Zwroty szły nam coraz lepiej. Już w zeszłym roku Janusz wyposażył sztagi w gumowe napinacze, co rozwiązało problemy z pochylaniem masztu. Rano założyliśmy jeszcze na róg halsowy gąbkową osłonę, dzięki której nie kaleczył on dziobu w czasie żeglugi, a przy zwrocie – głów żeglarzy. Sternik odknagowywał halslinę i przesiadał się na ławeczkę, szotmen luzował szot, a następnie przenosiliśmy róg halsowy żagla za masztem. Potem szotmen przesiadał się na rufę, wybierał hals i pełnił rolę sternika (czyli: oddawał się błogiemu lenistwu), drugi zaś członek załogi wybierał szot i “powoził” łódką. Po nabraniu wprawy, cała operacja zajmowała nam zaledwie kilkanaście sekund. Proa obracało się w tym czasie samo.
O zachodzie słońca osiągnęliśmy brzeg u stóp wysokich klifów Świętej Kępy. Jednak o lądowaniu nie było mowy. Wszędzie na dnie, na plaży, na kursie i po bokach roiło się od kamieni. Szkoda byłoby pierwszego wieczora podziurawić dno! Pociągnęliśmy więc dalej wzdłuż brzegu, wspomagając słabnący wiatr pracą pagaja. Po lewej minęliśmy zaznaczony na mapie wrak. Nigdy wcześniej żaden z nas nie miał okazji płynąć między taką przeszkodą a brzegiem! Wtedy po raz pierwszy dostrzegliśmy uroki żeglugi plażowej.
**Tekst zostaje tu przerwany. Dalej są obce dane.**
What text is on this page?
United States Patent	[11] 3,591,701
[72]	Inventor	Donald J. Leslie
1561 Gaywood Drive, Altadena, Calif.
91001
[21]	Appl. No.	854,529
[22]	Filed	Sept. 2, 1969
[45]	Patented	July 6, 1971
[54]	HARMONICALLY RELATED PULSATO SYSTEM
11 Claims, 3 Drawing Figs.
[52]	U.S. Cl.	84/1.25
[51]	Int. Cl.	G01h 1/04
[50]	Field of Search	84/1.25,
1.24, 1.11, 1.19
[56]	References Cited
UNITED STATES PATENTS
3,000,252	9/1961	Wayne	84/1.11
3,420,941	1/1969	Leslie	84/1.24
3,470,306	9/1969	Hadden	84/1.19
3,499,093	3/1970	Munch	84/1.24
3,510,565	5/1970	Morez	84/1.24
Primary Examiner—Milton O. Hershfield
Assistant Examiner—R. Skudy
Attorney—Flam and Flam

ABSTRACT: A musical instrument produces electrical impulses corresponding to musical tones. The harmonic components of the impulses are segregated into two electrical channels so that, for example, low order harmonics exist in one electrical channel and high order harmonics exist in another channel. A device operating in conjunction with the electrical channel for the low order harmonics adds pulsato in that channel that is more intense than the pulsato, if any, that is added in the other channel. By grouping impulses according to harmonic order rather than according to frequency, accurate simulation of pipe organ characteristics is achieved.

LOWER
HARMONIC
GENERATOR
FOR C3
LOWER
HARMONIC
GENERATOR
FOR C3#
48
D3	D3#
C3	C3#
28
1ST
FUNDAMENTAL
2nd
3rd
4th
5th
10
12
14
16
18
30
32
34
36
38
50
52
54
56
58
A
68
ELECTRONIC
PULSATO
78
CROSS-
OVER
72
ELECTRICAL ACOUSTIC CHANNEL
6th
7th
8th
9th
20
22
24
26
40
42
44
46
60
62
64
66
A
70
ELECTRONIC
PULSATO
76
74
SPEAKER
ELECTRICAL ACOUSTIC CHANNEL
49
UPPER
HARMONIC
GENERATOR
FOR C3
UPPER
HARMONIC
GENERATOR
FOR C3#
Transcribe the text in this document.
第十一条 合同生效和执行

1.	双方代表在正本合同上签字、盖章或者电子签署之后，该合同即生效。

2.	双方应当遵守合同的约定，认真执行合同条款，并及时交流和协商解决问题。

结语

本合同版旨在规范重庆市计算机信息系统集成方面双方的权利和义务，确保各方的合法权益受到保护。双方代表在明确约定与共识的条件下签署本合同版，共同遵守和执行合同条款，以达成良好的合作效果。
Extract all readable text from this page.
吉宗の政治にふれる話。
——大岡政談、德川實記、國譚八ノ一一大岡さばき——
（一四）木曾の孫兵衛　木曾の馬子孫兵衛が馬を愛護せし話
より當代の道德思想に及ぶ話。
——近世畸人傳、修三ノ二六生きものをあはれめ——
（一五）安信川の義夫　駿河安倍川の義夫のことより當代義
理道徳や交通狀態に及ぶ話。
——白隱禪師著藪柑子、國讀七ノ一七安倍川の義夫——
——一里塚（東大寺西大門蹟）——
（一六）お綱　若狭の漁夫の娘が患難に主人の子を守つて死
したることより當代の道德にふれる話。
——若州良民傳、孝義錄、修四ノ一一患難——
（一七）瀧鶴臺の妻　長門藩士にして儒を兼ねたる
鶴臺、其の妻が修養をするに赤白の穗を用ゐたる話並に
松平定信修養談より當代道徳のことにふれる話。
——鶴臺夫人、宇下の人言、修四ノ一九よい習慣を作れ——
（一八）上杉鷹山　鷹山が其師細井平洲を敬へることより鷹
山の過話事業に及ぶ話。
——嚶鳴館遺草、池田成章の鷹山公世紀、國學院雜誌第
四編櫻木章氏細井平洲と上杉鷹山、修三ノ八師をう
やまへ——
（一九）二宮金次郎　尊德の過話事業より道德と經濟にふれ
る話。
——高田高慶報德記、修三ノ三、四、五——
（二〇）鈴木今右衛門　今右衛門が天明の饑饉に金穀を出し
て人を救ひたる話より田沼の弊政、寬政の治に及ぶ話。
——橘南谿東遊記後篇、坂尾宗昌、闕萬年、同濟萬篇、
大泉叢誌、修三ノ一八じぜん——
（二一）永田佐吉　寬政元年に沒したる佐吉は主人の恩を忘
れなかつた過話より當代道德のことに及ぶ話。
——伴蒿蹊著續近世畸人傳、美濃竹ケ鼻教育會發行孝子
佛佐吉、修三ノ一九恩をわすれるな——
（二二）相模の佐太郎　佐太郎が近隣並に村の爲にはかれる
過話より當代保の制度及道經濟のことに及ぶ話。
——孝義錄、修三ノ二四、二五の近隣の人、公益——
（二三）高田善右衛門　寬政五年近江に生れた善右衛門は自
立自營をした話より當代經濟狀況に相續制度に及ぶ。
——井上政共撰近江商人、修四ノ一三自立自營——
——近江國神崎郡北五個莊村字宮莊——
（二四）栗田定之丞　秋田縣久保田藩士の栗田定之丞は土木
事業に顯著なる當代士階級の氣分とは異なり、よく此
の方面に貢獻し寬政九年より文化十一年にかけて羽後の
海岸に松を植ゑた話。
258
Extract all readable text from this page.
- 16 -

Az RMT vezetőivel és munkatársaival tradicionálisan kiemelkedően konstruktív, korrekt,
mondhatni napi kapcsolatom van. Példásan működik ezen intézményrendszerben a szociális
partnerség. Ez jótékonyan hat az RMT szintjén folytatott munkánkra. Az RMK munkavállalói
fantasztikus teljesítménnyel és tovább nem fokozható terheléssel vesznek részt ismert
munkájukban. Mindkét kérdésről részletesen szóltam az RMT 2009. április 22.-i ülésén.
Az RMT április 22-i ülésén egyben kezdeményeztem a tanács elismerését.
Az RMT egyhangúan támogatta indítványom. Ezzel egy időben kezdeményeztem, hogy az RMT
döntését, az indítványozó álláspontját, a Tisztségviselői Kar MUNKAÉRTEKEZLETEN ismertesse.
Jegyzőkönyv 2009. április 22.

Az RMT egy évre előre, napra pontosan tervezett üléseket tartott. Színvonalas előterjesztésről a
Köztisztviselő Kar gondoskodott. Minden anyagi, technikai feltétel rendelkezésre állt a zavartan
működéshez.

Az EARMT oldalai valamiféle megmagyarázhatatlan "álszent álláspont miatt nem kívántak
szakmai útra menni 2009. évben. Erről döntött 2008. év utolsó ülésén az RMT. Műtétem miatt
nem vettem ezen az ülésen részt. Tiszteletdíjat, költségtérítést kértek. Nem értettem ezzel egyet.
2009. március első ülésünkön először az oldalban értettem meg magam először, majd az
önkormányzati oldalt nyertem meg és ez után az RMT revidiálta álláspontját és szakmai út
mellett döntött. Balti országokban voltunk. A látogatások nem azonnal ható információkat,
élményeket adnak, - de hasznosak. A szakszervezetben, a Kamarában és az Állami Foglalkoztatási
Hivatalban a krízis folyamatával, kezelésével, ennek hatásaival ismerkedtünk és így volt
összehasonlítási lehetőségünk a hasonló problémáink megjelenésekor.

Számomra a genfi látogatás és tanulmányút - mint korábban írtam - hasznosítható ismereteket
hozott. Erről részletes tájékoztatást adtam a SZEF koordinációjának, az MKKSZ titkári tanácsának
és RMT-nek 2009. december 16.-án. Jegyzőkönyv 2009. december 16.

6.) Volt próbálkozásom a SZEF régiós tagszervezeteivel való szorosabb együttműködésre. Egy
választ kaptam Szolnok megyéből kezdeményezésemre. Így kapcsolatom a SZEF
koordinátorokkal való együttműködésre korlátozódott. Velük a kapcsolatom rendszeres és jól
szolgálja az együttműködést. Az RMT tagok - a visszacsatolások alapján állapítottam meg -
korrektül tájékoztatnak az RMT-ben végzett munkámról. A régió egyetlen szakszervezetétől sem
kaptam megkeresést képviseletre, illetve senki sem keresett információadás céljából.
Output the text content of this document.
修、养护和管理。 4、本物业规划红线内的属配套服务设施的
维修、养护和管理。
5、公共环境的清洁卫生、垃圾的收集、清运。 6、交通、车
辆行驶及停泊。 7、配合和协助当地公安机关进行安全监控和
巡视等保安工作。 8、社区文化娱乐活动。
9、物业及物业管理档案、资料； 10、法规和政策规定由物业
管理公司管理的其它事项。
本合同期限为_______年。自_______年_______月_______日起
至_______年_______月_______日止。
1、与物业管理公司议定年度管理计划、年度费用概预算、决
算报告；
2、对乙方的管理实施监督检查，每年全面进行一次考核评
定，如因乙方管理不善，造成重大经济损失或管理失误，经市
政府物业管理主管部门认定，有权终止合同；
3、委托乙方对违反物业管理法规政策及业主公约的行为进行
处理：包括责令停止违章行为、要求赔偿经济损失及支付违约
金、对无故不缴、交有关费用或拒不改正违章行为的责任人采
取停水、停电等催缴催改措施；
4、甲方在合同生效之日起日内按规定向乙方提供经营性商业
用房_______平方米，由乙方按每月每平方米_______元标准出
Za wrakiem klif zaczął się obniżać, a plaża zachęcała do lądowania. W ostatnich promieniach słońca wciągnęliśmy łódź na piasek, rozbiliśmy namiot. Już po zmroku obejrzeliśmy okolicę – obok na plażę schodziły schody, na górze kończyły się jednak zamkniętą bramą. Na bramie tabliczka: „Mili goście, w trosce o Wasze dobro prosimy o nie wpuszczanie obcych osób na teren ośrodka”. Dalej dojrzeliśmy jeszcze jeden napis: „Ośrodek wypoczynkowy KPRM (kancelaria premiera) Nieupoważnionym wstęp wzbroniony”.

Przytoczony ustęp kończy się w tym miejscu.